Lieutenant Kallop again answered no.
A hearing for Sergeant Wuterich, who was not present, is more than a month away.
In addition to Captain Stone, the other Marine officers charged in the case are Capt. Lucas M. McConnell, the company commander; First Lt. Andrew A. Grayson, a Marine intelligence officer who inspected the scene of killings; and Lt. Col.
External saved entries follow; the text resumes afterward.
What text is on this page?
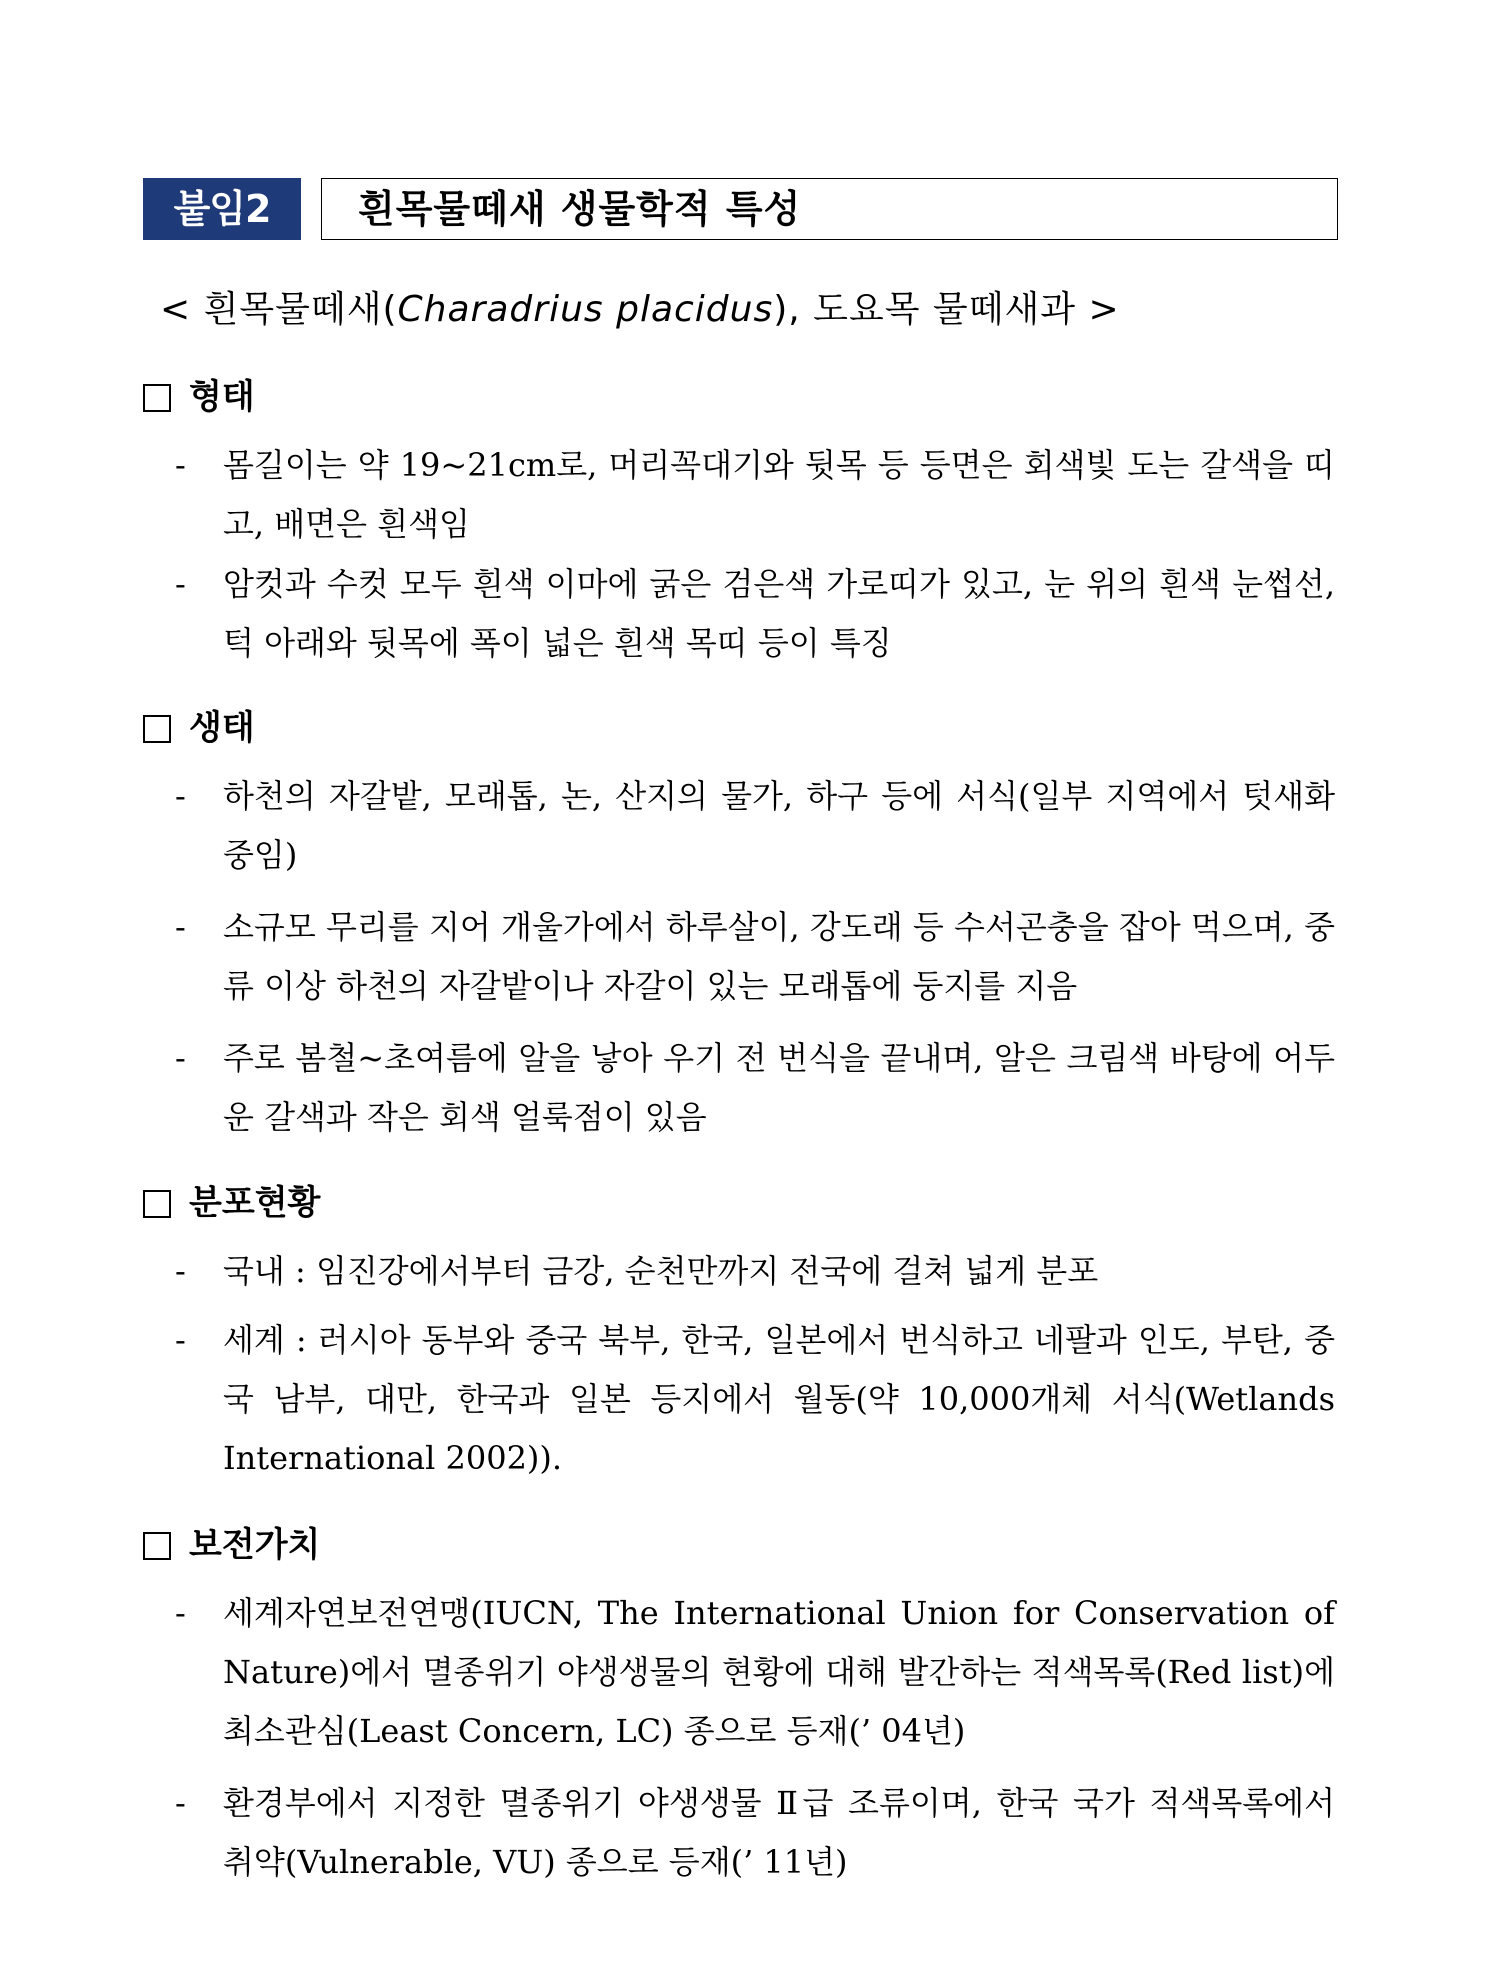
붙임2	흰목물떼새 생물학적 특성
< 흰목물떼새(Charadrius placidus), 도요목 물떼새과 >
형태
- 몸길이는 약 19~21cm로, 머리꼭대기와 뒷목 등 등면은 회색빛 도는 갈색을 띠고, 배면은 흰색임
- 암컷과 수컷 모두 흰색 이마에 굵은 검은색 가로띠가 있고, 눈 위의 흰색 눈썹선, 턱 아래와 뒷목에 폭이 넓은 흰색 목띠 등이 특징
생태
- 하천의 자갈밭, 모래톱, 논, 산지의 물가, 하구 등에 서식(일부 지역에서 텃새화 중임)
- 소규모 무리를 지어 개울가에서 하루살이, 강도래 등 수서곤충을 잡아 먹으며, 중류 이상 하천의 자갈밭이나 자갈이 있는 모래톱에 둥지를 지음
- 주로 봄철~초여름에 알을 낳아 우기 전 번식을 끝내며, 알은 크림색 바탕에 어두운 갈색과 작은 회색 얼룩점이 있음
분포현황
- 국내 : 임진강에서부터 금강, 순천만까지 전국에 걸쳐 넓게 분포
- 세계 : 러시아 동부와 중국 북부, 한국, 일본에서 번식하고 네팔과 인도, 부탄, 중국 남부, 대만, 한국과 일본 등지에서 월동(약 10,000개체 서식(Wetlands International 2002)).
보전가치
- 세계자연보전연맹(IUCN, The International Union for Conservation of Nature)에서 멸종위기 야생생물의 현황에 대해 발간하는 적색목록(Red list)에 최소관심(Least Concern, LC) 종으로 등재(’ 04년)
- 환경부에서 지정한 멸종위기 야생생물 Ⅱ급 조류이며, 한국 국가 적색목록에서 취약(Vulnerable, VU) 종으로 등재(’ 11년)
Jeffrey R. Chessani, the battalion commander, who sent an electronic slide show presentation of the killings to his superiors.
None of the four officers was present during the explosion of the roadside bomb and the subsequent civilian killings by marines.
Despite the number of civilians killed by marines that morning in Haditha — five men who ran from a car, and then another 19 people in their homes after Lieutenant Kallop arrived — he testified Tuesday that he believed his men had acted appropriately and according to their training.
He said Sergeant Wuterich had told him that they had killed people in one house after approaching a door to it and hearing the distinct metallic sound of an AK-47 being prepared to fire.
“I thought that was within the rules of engagement because the squad leader thought that he was about to kick in the door and walk into a machine gun,” Lieutenant Kallop said. “Corporal Salinas told me the same thing.”
Later he added, “I had no doubt in my mind that they were telling the truth.”
Moreover, Lieutenant Kallop, who arrived in the town after the roadside bomb had killed Lance Cpl. Miguel Terrazas, said his platoon had been told that Haditha was “an insurgent-controlled-and-occupied city.”